You are viewing a plain text version of this content. The canonical link for it is here.
Posted to dev@nutch.apache.org by Rohit Kulkarni <ro...@gmail.com> on 2005/04/24 00:24:43 UTC

Possible bug in HttpResponse.java in protocol-http plugin

Hello everyone,

In protocol-http plugin,
In HttpResponse.java file, Line 148

if the file is gzip compressed, I found the following code un-compressing it,
but I think the "Content-Length" property in not being re-set to the
un-compressed
length. I found that the appropriate plugins that are being called get
the compressed
file size as the value for Content-Length. 
I also observed that content.length is set to 0. 
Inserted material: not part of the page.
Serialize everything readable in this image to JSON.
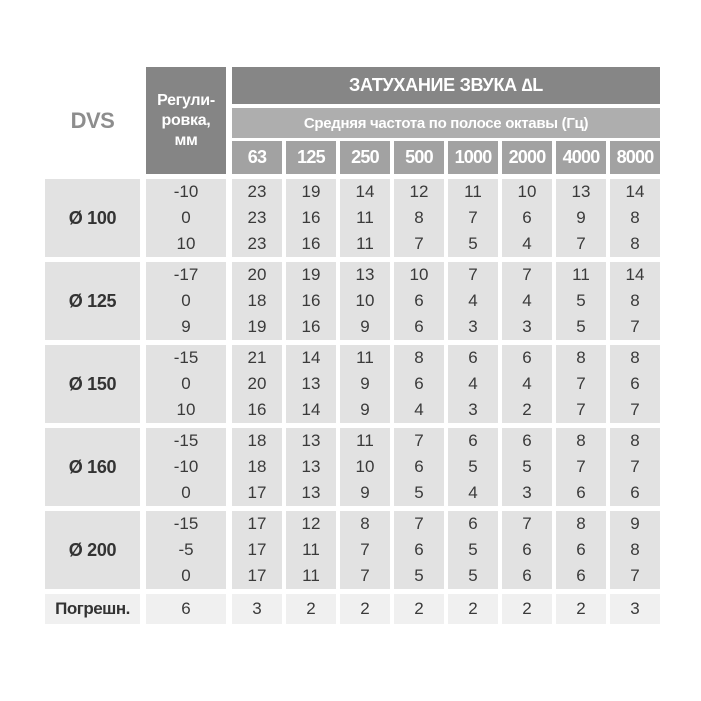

     String contentEncoding= getHeader("Content-Encoding");
      if ("gzip".equals(contentEncoding) || "x-gzip".equals(contentEncoding)) {
        Http.LOG.fine("uncompressing....");
        byte[] compressed = content;

        content = GZIPUtils.unzipBestEffort(compressed, Http.MAX_CONTENT);

        if (content == null)
          throw new HttpException("unzipBestEffort returned null");

        if (Http.LOG.isLoggable(Level.FINE))
          Http.LOG.fine("fetched " + compressed.length
                        + " bytes of compressed content (expanded to "
                        + content.length + " bytes) from " + url);
      } else {
        if (Http.LOG.isLoggable(Level.FINE))
          Http.LOG.fine("fetched " + content.length + " bytes from " + url);
      }

Hope I am not wrong..please advice..

 Rohit